Question

An astronaut exercising on a treadmill maintains a pulse rate of 150 per minute. If he exercises for 1.00 h as measured by a clock on his spaceship, with a stride length of 1.00 m/s, while the ship travels with a speed of 0.900c relative to a ground station, what are (a) the pulse rate and (b) the distance walked as measured by someone at the ground station?

Short answer

(a) The pulse rate at ground station is $65.4\raisebox{1ex}{$pulse$}\!\left/ \!\raisebox{-1ex}{$min$}\right.$.

(b) The distance measured at ground station is$1569.2m$ .

Step-by-step solution

 Step 1: Identification of given data

The pulse rate of astronaut on treadmillis $r_o=150\raisebox{1ex}{$pulse$}\!\left/ \!\raisebox{-1ex}{$min$}\right.$

The duration for exercise for astronaut is $t=1h=3600s.$

The stride length is $u=1\raisebox{1ex}{$m$}\!\left/ \!\raisebox{-1ex}{$s$}\right.$

The speed of ship is $v=0.900c.$

The pulse rate is the frequency of heart rate in every minute. Each pulse is made from one compression and one expansion of heart.

 Step 2: Determination of pulse rate at ground station 

(a)

The pulse rate at ground station is given as

$r=r_o\sqrt{1-{\left(\frac{v}{c}\right)}^2}$

Here, $c$ is the speed of light and its value is $3\times {10}^8\raisebox{1ex}{$m$}\!\left/ \!\raisebox{-1ex}{$s$}\right.$.

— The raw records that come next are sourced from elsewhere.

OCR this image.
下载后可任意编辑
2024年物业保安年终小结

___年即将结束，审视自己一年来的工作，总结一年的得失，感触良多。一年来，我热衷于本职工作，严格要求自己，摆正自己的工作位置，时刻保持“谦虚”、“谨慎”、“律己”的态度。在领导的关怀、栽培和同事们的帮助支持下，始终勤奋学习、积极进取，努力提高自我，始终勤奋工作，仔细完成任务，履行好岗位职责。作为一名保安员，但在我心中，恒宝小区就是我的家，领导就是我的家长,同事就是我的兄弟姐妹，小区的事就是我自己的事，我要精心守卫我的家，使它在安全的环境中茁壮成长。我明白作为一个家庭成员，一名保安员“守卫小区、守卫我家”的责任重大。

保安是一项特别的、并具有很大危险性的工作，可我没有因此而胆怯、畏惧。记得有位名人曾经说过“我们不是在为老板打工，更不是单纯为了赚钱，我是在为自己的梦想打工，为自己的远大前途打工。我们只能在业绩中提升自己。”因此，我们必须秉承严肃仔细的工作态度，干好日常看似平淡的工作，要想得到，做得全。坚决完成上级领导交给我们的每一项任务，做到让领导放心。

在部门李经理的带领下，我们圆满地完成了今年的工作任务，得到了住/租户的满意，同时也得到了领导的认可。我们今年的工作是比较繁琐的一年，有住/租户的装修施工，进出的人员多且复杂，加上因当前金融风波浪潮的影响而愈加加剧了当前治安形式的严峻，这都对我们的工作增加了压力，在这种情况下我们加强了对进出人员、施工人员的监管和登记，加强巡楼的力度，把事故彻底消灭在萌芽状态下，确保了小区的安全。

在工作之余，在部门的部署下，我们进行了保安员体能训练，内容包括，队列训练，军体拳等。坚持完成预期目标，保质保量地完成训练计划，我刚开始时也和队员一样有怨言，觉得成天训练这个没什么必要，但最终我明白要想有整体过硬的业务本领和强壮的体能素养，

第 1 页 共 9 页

Substitute all the values in the above equation.

$$\begin{gathered} r=\left(150\raisebox{1ex}{$pulse$}\!\left/ \!\raisebox{-1ex}{$min$}\right.\right)\sqrt{1-{\left(\frac{0.900c}{c}\right)}^2} \\ r=65.4\raisebox{1ex}{$pulse$}\!\left/ \!\raisebox{-1ex}{$min$}\right. \end{gathered}$$

Therefore, the pulse rate at ground station is $65.4\raisebox{1ex}{$pulse$}\!\left/ \!\raisebox{-1ex}{$min$}\right.$.

Determination distance measured at ground station

(b)

The distance measured at ground station is given as:

$d=u{t}_o\sqrt{1-{\left(\frac{v}{c}\right)}^2}$

Substitute all the values in the above equation.

$d=\left(1\raisebox{1ex}{$m$}\!\left/ \!\raisebox{-1ex}{$s$}\right.\right)\left(3600s\right)\sqrt{1-{\left(\frac{0.900c}{c}\right)}^2}$

$d=1569.2m$

Therefore, the distance measured at ground station is$1569.2m.$ .